Test infrastructure improvements included the implementation of contract testing between the platform and its external insurer integrations, using a consumer-driven contract testing approach. This meant that when an insurer changed their API format, the contract tests would catch the breaking change before it reached production — eliminating a class of integration failures that had previously been difficult to detect until a claim submission failed.

Results

The most direct measure of success was sprint delivery: 100% of committed sprint milestones were delivered across the full engagement period. This is a standard Timo cites specifically in his Clutch review, and it reflects the core value the engagement delivered: reliable, predictable development capacity that the business could depend on when making product and commercial commitments.

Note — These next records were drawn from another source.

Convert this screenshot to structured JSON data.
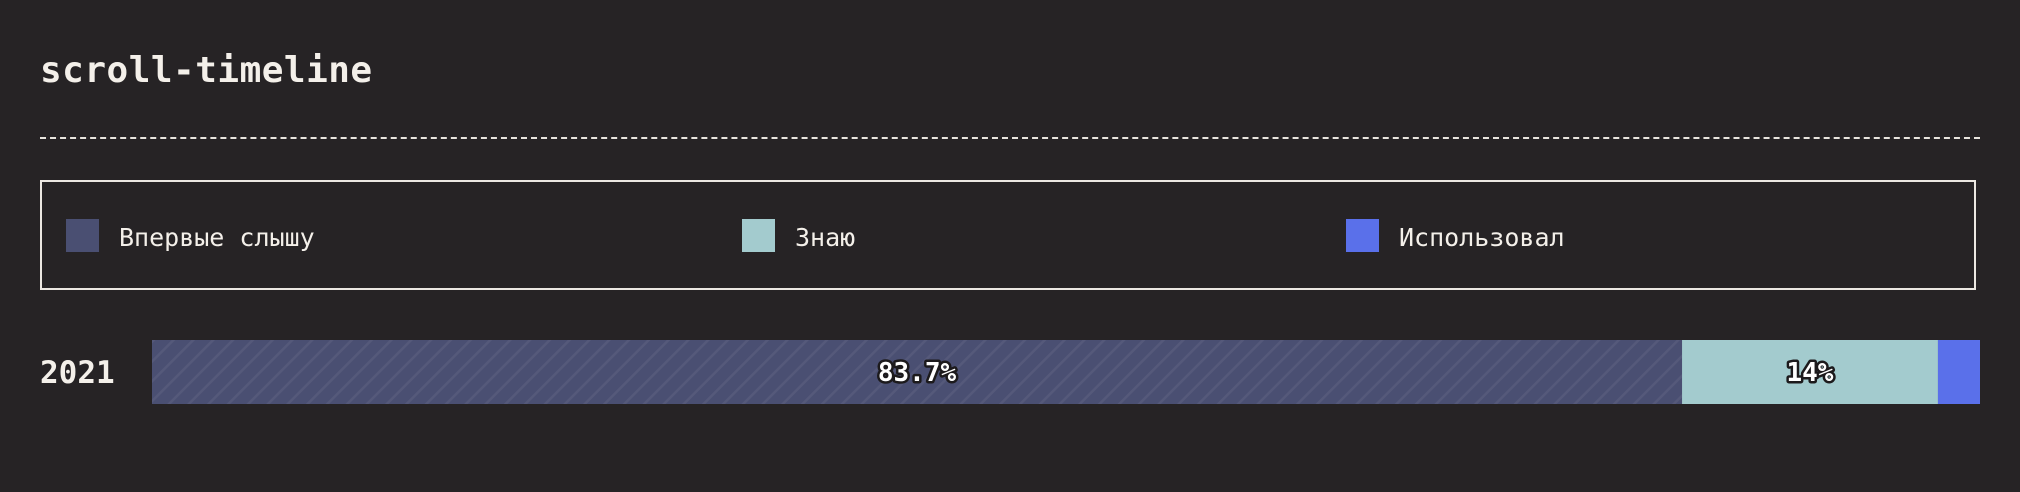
{
  "title": "scroll-timeline",
  "legend": {
    "items": [
      {
        "label": "Впервые слышу",
        "color": "#4a4f72"
      },
      {
        "label": "Знаю",
        "color": "#a3cbce"
      },
      {
        "label": "Использовал",
        "color": "#5a70ea"
      }
    ]
  },
  "chart_data": {
    "type": "bar",
    "orientation": "horizontal",
    "stacked": true,
    "categories": [
      "2021"
    ],
    "series": [
      {
        "name": "Впервые слышу",
        "values": [
          83.7
        ],
        "label": "83.7%",
        "color": "#4a4f72"
      },
      {
        "name": "Знаю",
        "values": [
          14
        ],
        "label": "14%",
        "color": "#a3cbce"
      },
      {
        "name": "Использовал",
        "values": [
          2.3
        ],
        "label": "",
        "color": "#5a70ea"
      }
    ],
    "xlim": [
      0,
      100
    ],
    "grid": false,
    "legend_position": "top"
  }
}
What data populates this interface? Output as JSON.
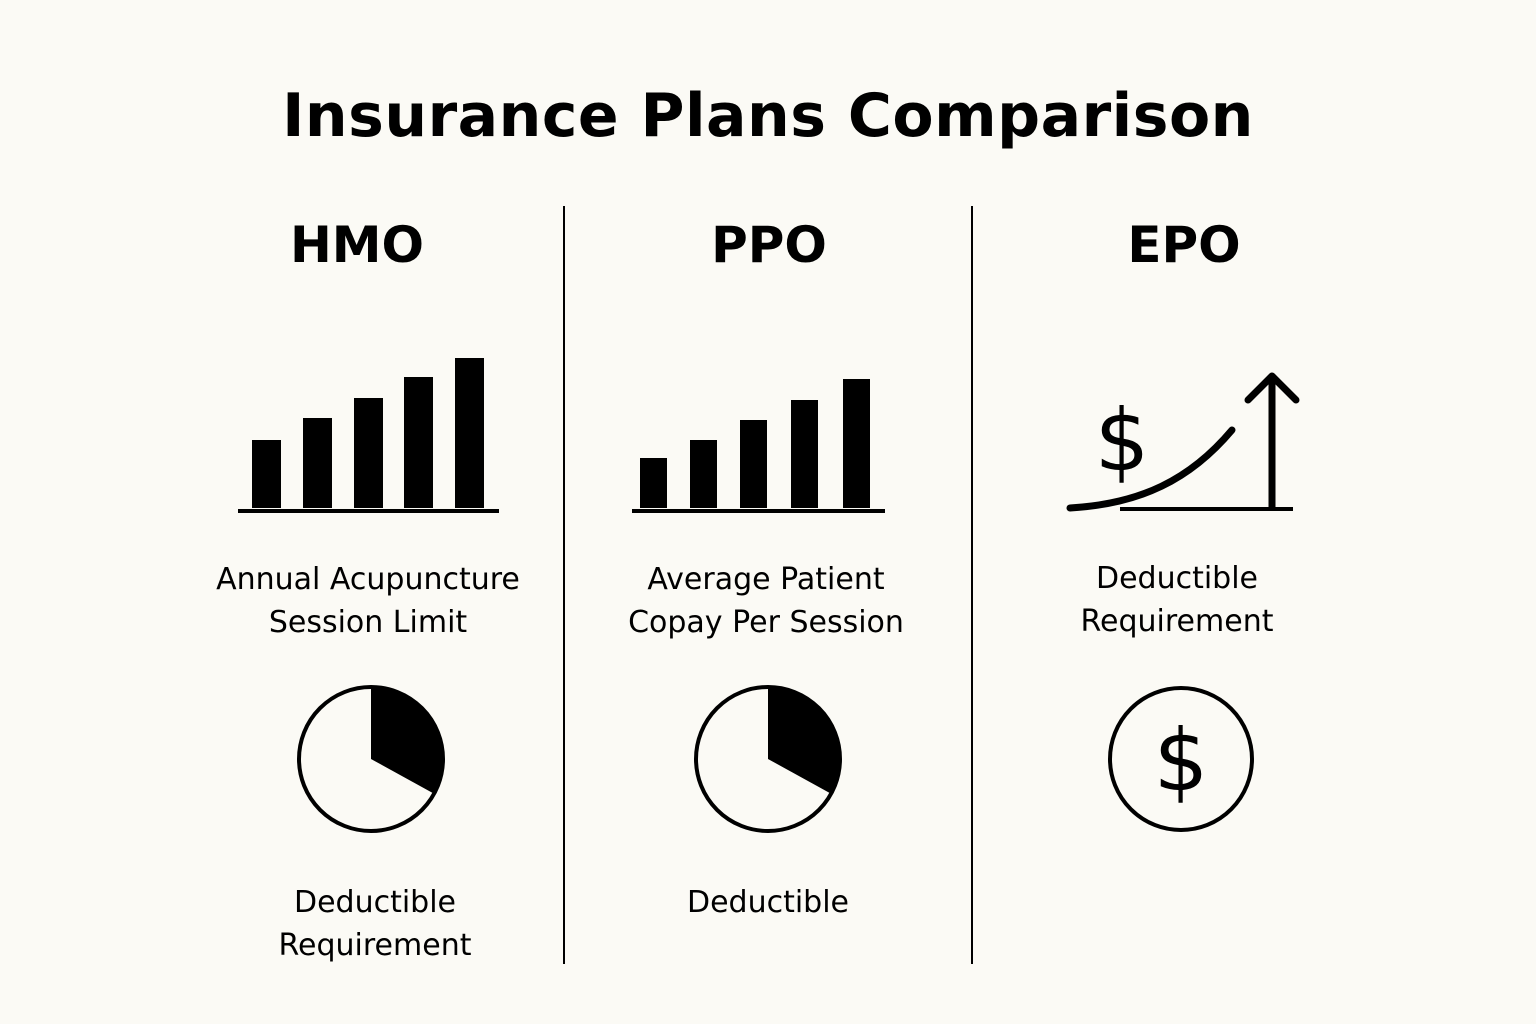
{
  "title": "Insurance Plans Comparison",
  "plans": [
    {
      "name": "HMO",
      "chart_caption_line1": "Annual Acupuncture",
      "chart_caption_line2": "Session Limit",
      "second_caption_line1": "Deductible",
      "second_caption_line2": "Requirement",
      "bar_levels": [
        0.45,
        0.6,
        0.73,
        0.87,
        1.0
      ],
      "pie_fraction": 0.33,
      "icons": [
        "bar-chart-icon",
        "pie-chart-icon"
      ]
    },
    {
      "name": "PPO",
      "chart_caption_line1": "Average Patient",
      "chart_caption_line2": "Copay Per Session",
      "second_caption_line1": "Deductible",
      "second_caption_line2": "",
      "bar_levels": [
        0.39,
        0.53,
        0.68,
        0.84,
        1.0
      ],
      "pie_fraction": 0.33,
      "icons": [
        "bar-chart-icon",
        "pie-chart-icon"
      ]
    },
    {
      "name": "EPO",
      "chart_caption_line1": "Deductible",
      "chart_caption_line2": "Requirement",
      "second_caption_line1": "",
      "second_caption_line2": "",
      "icons": [
        "rising-cost-arrow-icon",
        "dollar-coin-icon"
      ]
    }
  ],
  "glyphs": {
    "dollar": "$"
  },
  "colors": {
    "background": "#fbfaf5",
    "ink": "#000000"
  }
}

From a product standpoint, the platform shipped more features and improvements in the twelve months of the engagement than it had in the preceding eighteen months combined. The new billing rules engine reduced practice-specific support tickets by approximately 40%, freeing up both engineering and customer success time. The expanded test coverage reduced production incidents significantly and gave the team the confidence to deploy more frequently.

Timo's assessment in his Clutch review captures the less quantifiable but equally important dimension: "The management style of Squash Apps is very positive, the communication is very direct and open, the team members are always engaged and happy. In an in-person meet we were able to see an excellent team culture in action — from the top to the individuals." In staff augmentation, culture fit is as important as technical skill, and this engagement demonstrated that it is possible to achieve genuine cultural integration between teams working across different continents.

For HealthTech and MedTech SaaS companies seeking to scale their engineering capacity without compromising on quality or reliability, the Surgical Partners engagement provides a proven model: a dedicated pod integrated into existing processes, delivering consistent sprint commitments, building test coverage alongside features, and maintaining the cultural cohesion that makes long-term software partnerships successful. The $200,000+ engagement value reflects not a single project but an ongoing relationship built on repeated, demonstrated delivery.

The team works closely with our local Product Manager who tracks expectations versus outcomes. The team does always deliver on their commitment, even when scope creep happens.